The members of the committee probably know that processing in the region has been increasingly centralized in our mission in Mexico. Our office has developed a solid knowledge transfer strategy. Through area trips, reporting, briefings, timely training from subject matter experts, quality assurance exercises, round table discussions, and effective communication with missions in the region, Mexico has increased processing quality and efficiency. However, as mentioned, there are some regions where we have concerns as to the genuineness of the relationship. This results in officers interviewing greater numbers of applicants. In El Salvador, Cuba and the Dominican Republic, for example, officers interview 40% of applicants on location.
In some instances, applicants and their families are known to pay tens of thousands of dollars for the opportunity to be sponsored by a Canadian citizen or permanent resident, or to be fraudulently included as a dependent on an application. There is no absolutely objective test that can be applied in such cases, so officers end up balancing the evidence available to them and using that evidence to reach a decision on the application.
While never determinative on their own, a combination of factors such as age differences, lack of familiarity with one's spouse, inconsistencies in their respective narratives, and linguistic and cultural differences may all be taken into account. Visa officers have a legal responsibility under the act to undertake a thorough review of each case they assess and to ensure that applicants have demonstrated they meet the legal requirements in the category in which they have applied.
Officers are also required to follow the guidance of the Federal Court of Canada every time they make a decision on an application. Federal Court jurisprudence requires, for example, that decision-makers apply the correct standard of proof when making a decision and that they comprehensively document any finding that an application does not meet legislative requirements. For this reason, it is usually much more time consuming to refuse a case than to accept it. It is necessary first to comprehensively assess the evidence, seek more evidence if necessary, and then use all of this evidence to render a decision which is in accordance with the Immigration and Refugee Protection Act and which meets the decision-making standards established by the Federal Court.
In both the Dominican Republic and Cuba, we have also observed what can be described as "holiday romance" types of relationships where Canadian citizens, male or female, develop a relationship with a local resident during a one or two-week vacation. These applicants often have jobs related to tourism at the time of meeting the Canadian sponsor. In these cases, there is often a significant age gap, ranging from 10 to 50 years, typically with an older Canadian sponsor and a much younger applicant. We have seen many cases where the intent of the applicant is to take advantage of the sponsor to gain access to Canada. These cases can be difficult for us, as often the sponsor is genuinely committed to the relationship while the applicant is not.

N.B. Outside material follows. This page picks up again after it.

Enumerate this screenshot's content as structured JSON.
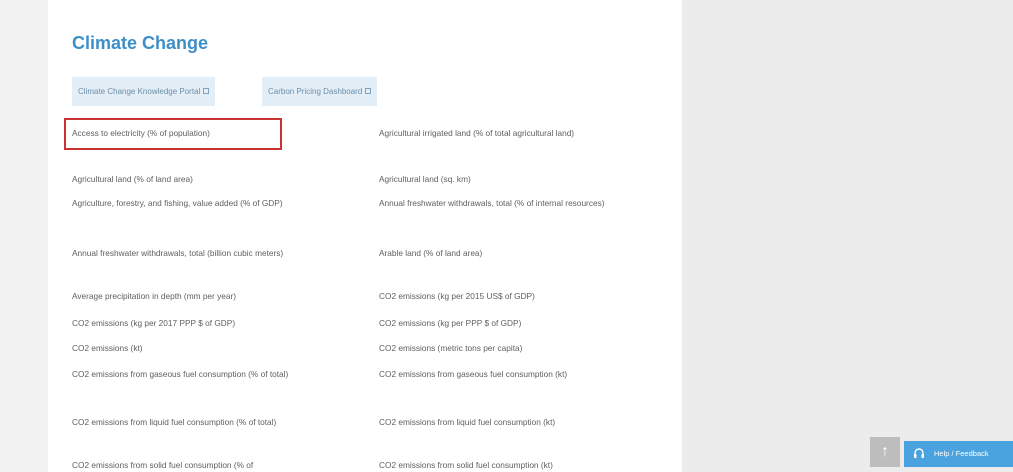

As mentioned by Mr. GiraIt, another complexity in the processing of family reunification applications relates to admissibility concerns. Many of the applicants in this region have previously resided in Canada or the U.S. and, as part of the application process, are required to submit police certificates. These police certificates often reveal past criminal activities. The information-sharing agreement that Canada has with the U.S. also alerts us to past criminal activity by individual applicants and also reveals previous immigration violations in the US. This information is invaluable to us in ensuring the integrity of our processes, but also adds to the complexity and time required to review these applications.
I know that we have only managed to scratch the surface, but I hope that this has been a useful overview. We would be pleased to answer any questions that the committee might have.